I cherished my friendship with Bill and was thrilled when he received the Presidential Medal of Freedom. I often called him basketball’s Babe Ruth for how he transcended time. Bill was the ultimate winner and consummate teammate, and his influence on the NBA will last forever. We send our deepest condolences to his wife, Jeannine, his family and his many friends.”
The Boston Celtics on the passing of Bill Russell:
“To be the greatest champion in your sport, to revolutionize the way the game is played, and to be a societal leader all at once seems unthinkable, but that is who Bill Russell was.
Bill was a champion unlike any other in the history of team sports – an 11-time NBA champion, including winning eight consecutive titles, a five-time MVP, an Olympic Gold Medalist and the NBA’s first Black head coach.
Bill Russell‘s DNA is woven through every element of the Celtics organization, from the relentless pursuit of excellence, to the celebration of team rewards over individual glory, to a commitment to social justice and civil rights off the court.
Our thoughts are with his family as we mourn his passing and celebrate his enormous legacy in basketball, Boston, and beyond.”
Charlotte Hornets chairman and legendary player Michael Jordan noted:
“Bill Russell was a pioneer – as a player, as a champion, as the NBA’s first Black head coach and as an activist. He paved the way and set an example for every Black player who came into the league after him, including me. The world has lost a legend. My condolences to his family and may he rest in peace.”
The Golden State Warriors based in San Francisco also released a statement:
“Bill Russell, who spent many of his formative years in the Bay Area, was a true giant in the game of basketball, and more importantly, in the game of life. His championship resume, which included multiple State titles at McClymonds High School in Oakland, two NCAA championships at the University of San Francisco and a record 11 titles with the Boston Celtics might never be duplicated and solidifies his position as one of the sports’ ultimate winners. But, while the accolades on the court were immense, it was his overall impact as a pioneer on multiple levels that will leave the greatest legacy from his iconic life and career.

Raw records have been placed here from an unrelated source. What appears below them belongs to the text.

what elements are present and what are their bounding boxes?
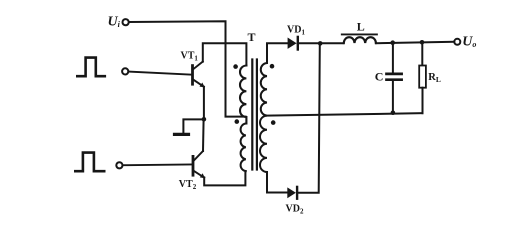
inductor L <box>342 34 377 43</box>
wire VD1 to L <box>298 42 344 44</box>
svg-text:Uo: Uo <box>462 35 476 50</box>
wire VD2 cathode up to rectifier junction <box>297 43 320 192</box>
wire secondary center tap to output return rail <box>266 113 423 115</box>
input terminal 1 <box>122 68 128 74</box>
node C top junction <box>390 40 395 45</box>
wire Ui to primary center tap <box>129 21 246 116</box>
svg-text:VT2: VT2 <box>179 179 197 191</box>
node RL top junction <box>420 40 425 45</box>
svg-text:VD2: VD2 <box>286 204 304 216</box>
node Ui terminal <box>123 19 129 25</box>
pulse input 2 <box>75 153 104 172</box>
svg-text:RL: RL <box>428 72 441 84</box>
transformer T primary winding upper <box>240 66 246 124</box>
polarity dot secondary lower <box>271 120 276 125</box>
transformer T secondary winding <box>260 63 267 172</box>
wire VT2 emitter to primary bottom <box>204 171 245 185</box>
svg-text:C: C <box>375 69 384 83</box>
input terminal 2 <box>116 162 122 168</box>
node rectifier junction <box>318 41 323 46</box>
wire VT1 collector to primary top <box>203 43 247 65</box>
transistor VT1 <box>193 62 205 88</box>
polarity dot primary lower <box>235 119 240 124</box>
svg-text:Ui: Ui <box>108 15 121 30</box>
node junction emitters/ground <box>202 117 207 122</box>
wire L to output <box>376 42 454 43</box>
transformer core <box>252 60 257 170</box>
wire base VT1 <box>129 72 192 75</box>
wire VT1 emitter down <box>203 87 205 120</box>
diode VD1 <box>288 37 298 50</box>
wire secondary top to VD1 <box>267 43 288 63</box>
resistor RL <box>419 42 426 113</box>
transformer T primary winding lower <box>241 124 246 172</box>
pulse input 1 <box>77 58 105 77</box>
polarity dot primary upper <box>233 64 238 69</box>
polarity dot secondary upper <box>270 64 275 69</box>
svg-text:VD1: VD1 <box>287 25 305 37</box>
wire VT2 collector up to junction <box>202 119 205 151</box>
wire base VT2 <box>123 163 192 166</box>
node Uo terminal <box>454 39 460 45</box>
svg-text:L: L <box>357 20 365 34</box>
diode VD2 <box>287 187 297 199</box>
transistor VT2 <box>193 151 205 178</box>
ground <box>175 119 204 134</box>
node C bottom junction <box>391 110 396 115</box>
svg-text:T: T <box>248 30 256 44</box>
capacitor C <box>387 43 402 113</box>
wire secondary bottom to VD2 <box>267 172 287 193</box>
svg-text:VT1: VT1 <box>181 51 199 63</box>
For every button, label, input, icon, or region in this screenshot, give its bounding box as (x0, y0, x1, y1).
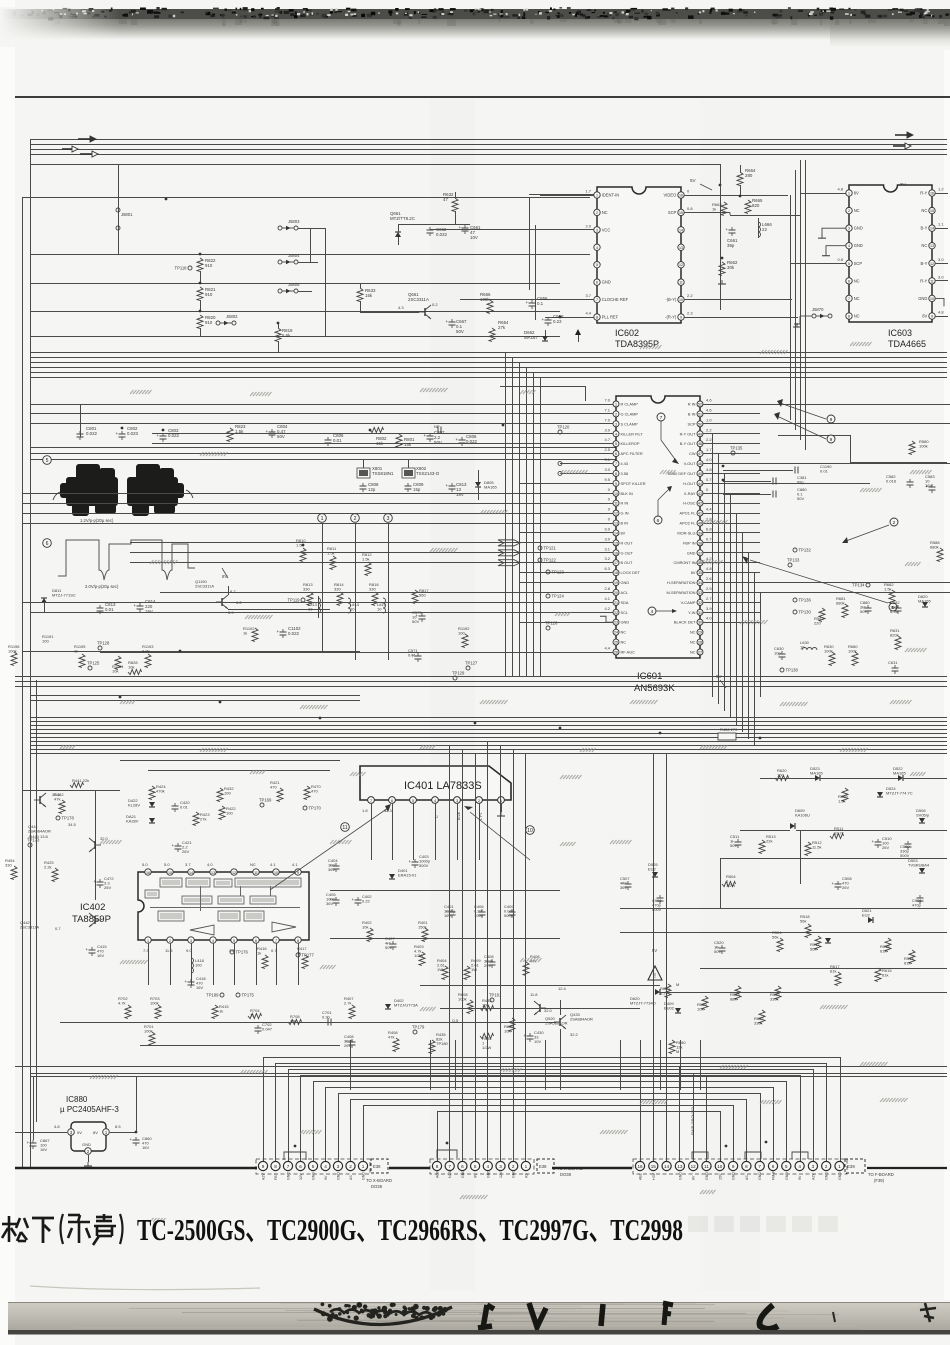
handwriting mark F (663, 1303, 673, 1325)
wire left chain (95, 790, 97, 900)
bus bundle C upper (15, 676, 947, 678)
svg-text:42: 42 (698, 502, 702, 506)
inductor L815 (383, 598, 386, 613)
resistor R633 15k (357, 288, 363, 302)
svg-text:H-OUT: H-OUT (683, 481, 696, 486)
circled node 10 (526, 826, 535, 835)
svg-text:43: 43 (698, 492, 702, 496)
svg-text:7: 7 (448, 1164, 451, 1169)
svg-text:470: 470 (270, 785, 277, 790)
resistor R812 1.5k (365, 562, 371, 576)
inductor L666 22 (758, 218, 760, 238)
resistor R822 910 (199, 253, 202, 256)
left bus vertical (30, 139, 32, 1167)
circled node 2 (351, 514, 360, 523)
svg-text:B-Y OUT: B-Y OUT (680, 441, 696, 446)
svg-text:TVSRUBA4: TVSRUBA4 (908, 863, 930, 868)
svg-text:TP126: TP126 (545, 621, 558, 626)
svg-text:52: 52 (698, 403, 702, 407)
IC402 pin 5 (231, 937, 237, 943)
resistor R703 100k (155, 1005, 161, 1019)
wire stubs (310, 228, 312, 262)
svg-text:5: 5 (412, 799, 414, 803)
resistor R417 1k (302, 955, 308, 969)
svg-text:V-CAMP: V-CAMP (681, 600, 696, 605)
connector row 2 (TO X-BOARD) (432, 1161, 441, 1170)
5V rail label (720, 164, 722, 185)
capacitor C802 0.023 (119, 433, 126, 435)
svg-text:49: 49 (698, 432, 702, 436)
svg-text:2SC3311A: 2SC3311A (20, 925, 39, 930)
crystal X801 TSS818N1 (359, 470, 368, 476)
svg-text:GND: GND (918, 296, 927, 301)
svg-text:ERA15-01: ERA15-01 (398, 873, 417, 878)
svg-text:470p: 470p (912, 903, 922, 908)
test point TP128 (98, 646, 102, 650)
svg-text:M: M (676, 982, 679, 987)
svg-text:TSS818N1: TSS818N1 (372, 471, 394, 476)
svg-text:0.7: 0.7 (706, 477, 712, 482)
svg-text:4.8: 4.8 (706, 467, 712, 472)
IC603 TDA4665 pin 7 (846, 295, 852, 301)
IC601 AN5693K pin 27 (697, 649, 703, 655)
resistor R524 (777, 938, 783, 952)
svg-text:10: 10 (274, 871, 278, 875)
op-amp IC602 TDA8395P pin 8 (594, 314, 600, 320)
svg-text:GND: GND (362, 1172, 366, 1180)
svg-text:GND: GND (512, 1170, 516, 1178)
svg-text:21: 21 (614, 601, 618, 605)
svg-text:500V: 500V (652, 907, 662, 912)
resistor R523 88k (735, 986, 741, 1000)
svg-text:TP178: TP178 (62, 816, 75, 821)
svg-text:1/2W: 1/2W (482, 1045, 492, 1050)
svg-text:L P1: L P1 (479, 812, 483, 820)
IC402 op-amp triangles (190, 925, 214, 935)
svg-text:1: 1 (525, 1164, 528, 1169)
svg-text:14: 14 (664, 1164, 670, 1169)
svg-text:1.5k: 1.5k (296, 543, 304, 548)
capacitor C402 0.22 (355, 899, 362, 901)
svg-text:DO38: DO38 (371, 1184, 383, 1189)
svg-text:NC: NC (854, 208, 860, 213)
diode D505 EU2 (652, 872, 658, 877)
svg-text:5V: 5V (77, 1130, 82, 1135)
IC601 AN5693K pin 49 (697, 431, 703, 437)
svg-text:GND: GND (854, 243, 863, 248)
svg-text:3.0: 3.0 (604, 536, 610, 541)
svg-text:DO38: DO38 (560, 1172, 572, 1177)
capacitor C506 470 26V (835, 883, 842, 885)
IC601 AN5693K pin 31 (697, 609, 703, 615)
svg-text:J5805: J5805 (288, 282, 300, 287)
svg-text:100: 100 (195, 963, 202, 968)
diode D523 MA165 (815, 775, 820, 781)
wires IC603 right pins (935, 193, 948, 195)
resistor R680 100k (852, 652, 858, 666)
IC601 AN5693K pin 37 (697, 550, 703, 556)
svg-text:TP129: TP129 (452, 671, 465, 676)
capacitor C520 10 50V (719, 947, 726, 949)
svg-text:3.7: 3.7 (185, 862, 191, 867)
jumper J5802 (216, 321, 220, 325)
IC402 pin 14 (188, 869, 194, 875)
svg-text:4: 4 (487, 1164, 490, 1169)
circled number 5 (43, 456, 52, 465)
svg-text:EU2: EU2 (862, 913, 871, 918)
IC601 AN5693K pin 21 (613, 599, 619, 605)
bus verticals right of IC601 (712, 434, 714, 697)
IC601 AN5693K pin 35 (697, 570, 703, 576)
svg-text:TC-2500GS、TC2900G、TC2966RS、TC2: TC-2500GS、TC2900G、TC2966RS、TC2997G、TC299… (137, 1213, 683, 1247)
svg-text:9V: 9V (798, 1175, 802, 1180)
svg-text:1W: 1W (437, 967, 443, 972)
svg-text:KILLER FILT: KILLER FILT (621, 431, 644, 436)
svg-text:61k: 61k (880, 949, 886, 954)
svg-text:APO1 FL: APO1 FL (679, 511, 696, 516)
svg-text:11: 11 (679, 281, 683, 285)
junction dots IC602 (559, 316, 562, 319)
handwriting arc scribble (314, 1307, 452, 1325)
svg-text:910: 910 (205, 292, 213, 297)
test point TP177 (296, 953, 300, 957)
svg-text:2.0V/p-p(20µ sec): 2.0V/p-p(20µ sec) (85, 584, 119, 589)
test point TP181 (490, 998, 494, 1002)
svg-text:SCP: SCP (668, 210, 677, 215)
IC601 AN5693K pin 11 (613, 500, 619, 506)
svg-text:100k: 100k (848, 649, 857, 654)
resistor R403 4.7k 1/2W (419, 952, 425, 966)
svg-text:47: 47 (443, 197, 448, 202)
IC601 AN5693K pin 26 (613, 649, 619, 655)
svg-text:E39: E39 (847, 1164, 855, 1169)
svg-text:6.3: 6.3 (604, 566, 610, 571)
svg-text:0.7: 0.7 (55, 926, 61, 931)
svg-text:GND: GND (854, 226, 863, 231)
svg-text:NC: NC (921, 243, 927, 248)
svg-text:C631: C631 (888, 660, 898, 665)
svg-text:1k: 1k (712, 207, 716, 212)
op-amp IC602 TDA8395P pin 13 (678, 244, 684, 250)
capacitor C808 12p (360, 485, 367, 487)
capacitor C409 0.047 500V (509, 911, 516, 913)
ground hook IC601 pin23 (600, 616, 613, 622)
svg-text:15k: 15k (404, 442, 412, 447)
resistor R660 8.2 (665, 984, 671, 998)
svg-text:7: 7 (370, 799, 372, 803)
svg-text:3: 3 (499, 1164, 502, 1169)
capacitor C813b 0.01 (97, 607, 104, 609)
svg-text:+: + (526, 300, 529, 305)
svg-text:1.0: 1.0 (706, 417, 712, 422)
svg-text:25: 25 (614, 641, 618, 645)
svg-text:2SC3311A: 2SC3311A (408, 297, 429, 302)
capacitor C405 1000 36V (333, 899, 340, 901)
svg-text:GND: GND (687, 550, 696, 555)
svg-text:11: 11 (342, 825, 347, 831)
svg-text:4.3: 4.3 (398, 305, 404, 310)
wire node3 (388, 523, 390, 660)
svg-text:100k: 100k (824, 649, 833, 654)
capacitor C415 470 16V (89, 949, 96, 951)
svg-text:680k: 680k (930, 545, 939, 550)
transistor Q442 2SC3311A (94, 916, 96, 924)
svg-text:15: 15 (930, 209, 934, 213)
svg-text:GND: GND (312, 1172, 316, 1180)
op-amp IC602 TDA8395P body (597, 187, 681, 323)
svg-text:TP121: TP121 (544, 546, 557, 551)
svg-text:16: 16 (637, 1164, 643, 1169)
bus bundle C main (30, 695, 360, 697)
svg-text:11: 11 (254, 871, 258, 875)
op-amp IC602 TDA8395P pin 16 (678, 192, 684, 198)
IC601 AN5693K pin 30 (697, 619, 703, 625)
IC402 pin 4 (210, 937, 216, 943)
svg-text:910: 910 (205, 320, 213, 325)
svg-text:1k: 1k (219, 1009, 223, 1014)
svg-text:8.5: 8.5 (115, 1124, 121, 1129)
svg-text:1/2W: 1/2W (726, 883, 736, 888)
IC603 TDA4665 pin 11 (929, 278, 935, 284)
diode D811 MTZJ-771SC (41, 598, 47, 603)
left bus vertical 2 (36, 680, 38, 1122)
svg-text:27: 27 (698, 651, 702, 655)
connector row 3 dashed outline (633, 1159, 847, 1174)
svg-text:EU02: EU02 (664, 1006, 675, 1011)
svg-text:36V: 36V (326, 901, 333, 906)
resistor R1193 3.9k (145, 654, 151, 668)
IC601 AN5693K pin 24 (613, 629, 619, 635)
svg-text:36V: 36V (620, 885, 627, 890)
IC601 AN5693K pin 8 (613, 470, 619, 476)
E38 box row2 (537, 1159, 554, 1173)
svg-text:10p: 10p (774, 651, 781, 656)
svg-text:5: 5 (233, 939, 235, 943)
resistor R423 27k (193, 812, 199, 826)
transistor Q440 (39, 796, 41, 804)
capacitor C404 100 36V (333, 865, 340, 867)
circled node 1 (318, 514, 327, 523)
svg-text:22k: 22k (766, 839, 772, 844)
svg-text:13: 13 (677, 1164, 683, 1169)
svg-text:+: + (116, 431, 119, 436)
resistor R801 15k (396, 434, 402, 448)
svg-text:11: 11 (704, 1164, 709, 1169)
svg-text:BLK IN: BLK IN (621, 491, 634, 496)
svg-text:MA165: MA165 (893, 771, 906, 776)
svg-text:GND: GND (337, 1172, 341, 1180)
warning triangle (648, 966, 662, 980)
svg-text:14: 14 (189, 871, 193, 875)
connector row 1 dashed outline (256, 1159, 370, 1174)
svg-text:0.047: 0.047 (262, 1027, 273, 1032)
svg-text:TP125: TP125 (87, 661, 100, 666)
svg-text:TP180: TP180 (436, 1041, 449, 1046)
IC880 pin 2 (85, 1148, 92, 1155)
svg-text:+: + (446, 483, 449, 488)
IC601 AN5693K pin 32 (697, 599, 703, 605)
svg-text:4.43: 4.43 (621, 461, 629, 466)
svg-text:MA165: MA165 (810, 771, 823, 776)
capacitor C571 0.01 (415, 655, 422, 657)
resistor R819 5.6k (277, 322, 280, 325)
capacitor C507 470 36V (625, 883, 632, 885)
svg-text:11.5k: 11.5k (812, 845, 822, 850)
capacitor C813 13 18V (449, 485, 456, 487)
svg-text:12p: 12p (368, 487, 376, 492)
capacitor C661 47 10V (462, 227, 469, 229)
svg-text:3: 3 (812, 1164, 815, 1169)
svg-text:3.7: 3.7 (585, 293, 591, 298)
op-amp IC602 TDA8395P pin 5 (594, 262, 600, 268)
svg-text:3.1: 3.1 (604, 457, 610, 462)
bus nest verticals left (263, 1057, 265, 1161)
svg-text:2.2: 2.2 (706, 427, 712, 432)
svg-text:12: 12 (930, 262, 934, 266)
svg-text:3.0: 3.0 (604, 467, 610, 472)
IC402 pin 8 (295, 937, 301, 943)
svg-text:330k: 330k (754, 1021, 763, 1026)
svg-text:1: 1 (362, 1164, 365, 1169)
svg-text:SCL: SCL (621, 610, 629, 615)
svg-text:100: 100 (777, 773, 784, 778)
svg-text:IC402: IC402 (80, 902, 105, 913)
IC603 TDA4665 pin 10 (929, 295, 935, 301)
svg-text:8: 8 (848, 315, 850, 319)
svg-text:Y-IN: Y-IN (688, 610, 696, 615)
svg-text:GND: GND (602, 280, 611, 285)
bottom band dark bottom edge (8, 1330, 950, 1335)
IC601 AN5693K pin 52 (697, 401, 703, 407)
svg-text:0.8: 0.8 (837, 257, 843, 262)
svg-text:GND: GND (825, 1172, 829, 1180)
svg-text:GND: GND (678, 1172, 682, 1180)
title CJK Panasonic (drawn strokes) (2, 1216, 28, 1242)
svg-text:TP124: TP124 (552, 594, 565, 599)
bottom band streaks (479, 1313, 746, 1315)
IC880 wires (15, 1132, 67, 1134)
capacitor C667 0.1 50V (449, 321, 456, 323)
svg-text:5.0: 5.0 (142, 862, 148, 867)
svg-text:4: 4 (324, 1164, 327, 1169)
resistor R583 220 (819, 608, 825, 622)
svg-text:3.1: 3.1 (604, 546, 610, 551)
test point TP179 (56, 816, 60, 820)
transistor Q441 area wires (22, 790, 120, 792)
svg-text:TP118: TP118 (174, 266, 187, 271)
capacitor C631 (892, 667, 899, 669)
IC601 AN5693K pin 43 (697, 490, 703, 496)
svg-text:1.5k: 1.5k (884, 587, 892, 592)
svg-text:MA165: MA165 (918, 599, 931, 604)
svg-text:TP133: TP133 (787, 558, 800, 563)
svg-text:16V: 16V (142, 1145, 149, 1150)
resistor R402 10k (367, 928, 373, 942)
svg-text:12V: 12V (499, 1171, 503, 1178)
diode D503 TVSRUSA4 (919, 868, 925, 873)
svg-text:10: 10 (717, 1164, 723, 1169)
svg-text:4.8: 4.8 (54, 1124, 60, 1129)
capacitor C407 4.7 50V (390, 943, 397, 945)
svg-text:23: 23 (614, 621, 618, 625)
resistor R517 56k (815, 936, 821, 950)
resistor R629 (702, 996, 708, 1010)
resistor R665 820 (745, 200, 751, 214)
capacitor C806 0.01 (325, 439, 332, 441)
svg-text:4.0: 4.0 (207, 862, 213, 867)
svg-text:8: 8 (615, 472, 617, 476)
svg-text:7: 7 (596, 298, 598, 302)
svg-text:2.6: 2.6 (706, 576, 712, 581)
svg-text:7: 7 (287, 1164, 290, 1169)
svg-text:7: 7 (660, 415, 663, 421)
svg-text:8.2: 8.2 (660, 991, 666, 996)
test point TP169 (260, 803, 264, 807)
bus arrow left 2 (62, 148, 72, 150)
junction (165, 198, 168, 201)
circled number 6 (43, 539, 52, 548)
svg-text:820k: 820k (890, 633, 899, 638)
resistor R622 330k (759, 1010, 765, 1024)
inductor L813 (318, 596, 320, 618)
resistor R425 2.2k (52, 868, 58, 882)
wire cap row bus (80, 404, 950, 406)
svg-text:35: 35 (698, 571, 702, 575)
svg-text:+: + (456, 437, 459, 442)
svg-text:1.8k: 1.8k (838, 799, 846, 804)
svg-text:10: 10 (350, 607, 355, 612)
svg-text:1: 1 (147, 939, 149, 943)
wire corner into IC601 pin1 (500, 386, 585, 388)
svg-text:0.022: 0.022 (86, 431, 98, 436)
svg-text:9: 9 (931, 315, 933, 319)
svg-text:330: 330 (5, 863, 12, 868)
resistor R522 330k (775, 986, 781, 1000)
svg-text:FM-IN: FM-IN (772, 1170, 776, 1180)
capacitor C1102 0.022 (280, 631, 287, 633)
svg-text:SV05/p: SV05/p (916, 813, 930, 818)
svg-text:4.2: 4.2 (604, 606, 610, 611)
top scan band dark core (0, 9, 950, 19)
svg-text:1: 1 (321, 516, 324, 522)
svg-text:NC: NC (602, 210, 608, 215)
diode D520 MTZJT-7734O (655, 989, 660, 995)
IC601 inner arrows (657, 413, 665, 421)
svg-text:+: + (172, 843, 175, 848)
svg-text:R IN: R IN (688, 402, 696, 407)
test point TP138 (780, 668, 784, 672)
svg-text:CW: CW (689, 451, 696, 456)
svg-text:39: 39 (698, 531, 702, 535)
transistor Q520 2SA5861OR (539, 1004, 541, 1012)
handwriting small mark (833, 1312, 835, 1322)
inductor L630 10 (802, 648, 817, 651)
svg-text:10k: 10k (697, 1007, 703, 1012)
svg-text:100: 100 (224, 791, 231, 796)
svg-text:GND: GND (461, 1170, 465, 1178)
capacitor C661 39p (729, 229, 736, 231)
bus verticals near IC603 (790, 195, 792, 420)
IC601 AN5693K pin 19 (613, 580, 619, 586)
svg-text:9: 9 (830, 437, 833, 443)
IC601 AN5693K pin 44 (697, 480, 703, 486)
svg-text:LOCK DET: LOCK DET (621, 570, 641, 575)
IC601 AN5693K pin 29 (697, 629, 703, 635)
svg-text:TP123: TP123 (552, 570, 565, 575)
wire M-SEP (703, 592, 950, 594)
crystal X802 TSS2143-O (404, 470, 413, 476)
svg-text:11: 11 (614, 502, 618, 506)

From becoming the first Black head coach in NBA history to his never-ending advocacy for civil rights, equality and social justice. Mr. Russell’s reach stretch far and wide, and his tireless efforts in these spaces continued long after his playing career ended. Appropriately, the league’s annual NBA Finals MVP Award, which was named in his honor in 2009, signifies how valuable his contributions were to the game we love and the important groundwork that he laid for future generations.
On behalf of the Warriors, we offer our sincere condolences to his wife, Jeannine, his family and countless friends.”
The National Basketball Coaches Association’s statement:
“The membership of the National Basketball Coaches Association joins the NBA family in the mourning the passing of legendary Head Coach and Hall of Fame, Bill Russell. Bill Russell spent eight years as a Head Coach in the NBA with the Boston Celtics, Seattle Supersonics, and the Sacramento Kings. In addition to an illustrious playing career where he won 11 NBA championships, five MVP awards, and two NCAA championships, Bill Russell also won back-to-back NBA championships as a Player-Coach with the Boston Celtics in 1969 and 1969. Russell became the league’s first Black Head Coach in 1966 and was enshrined into the Naismith Memorial Basketball Hall of Fame as a player in 1975, and once a gain as a Coach in 2021. In addition to his on-court achievements, Russell will forever be remembered for his off-the-court legacy where he fought tirelessly for equality, inclusion, civil rights, and social justice.
Our thoughts and prayers go out to the entire Russell family and the Celtics organization during this difficult time.”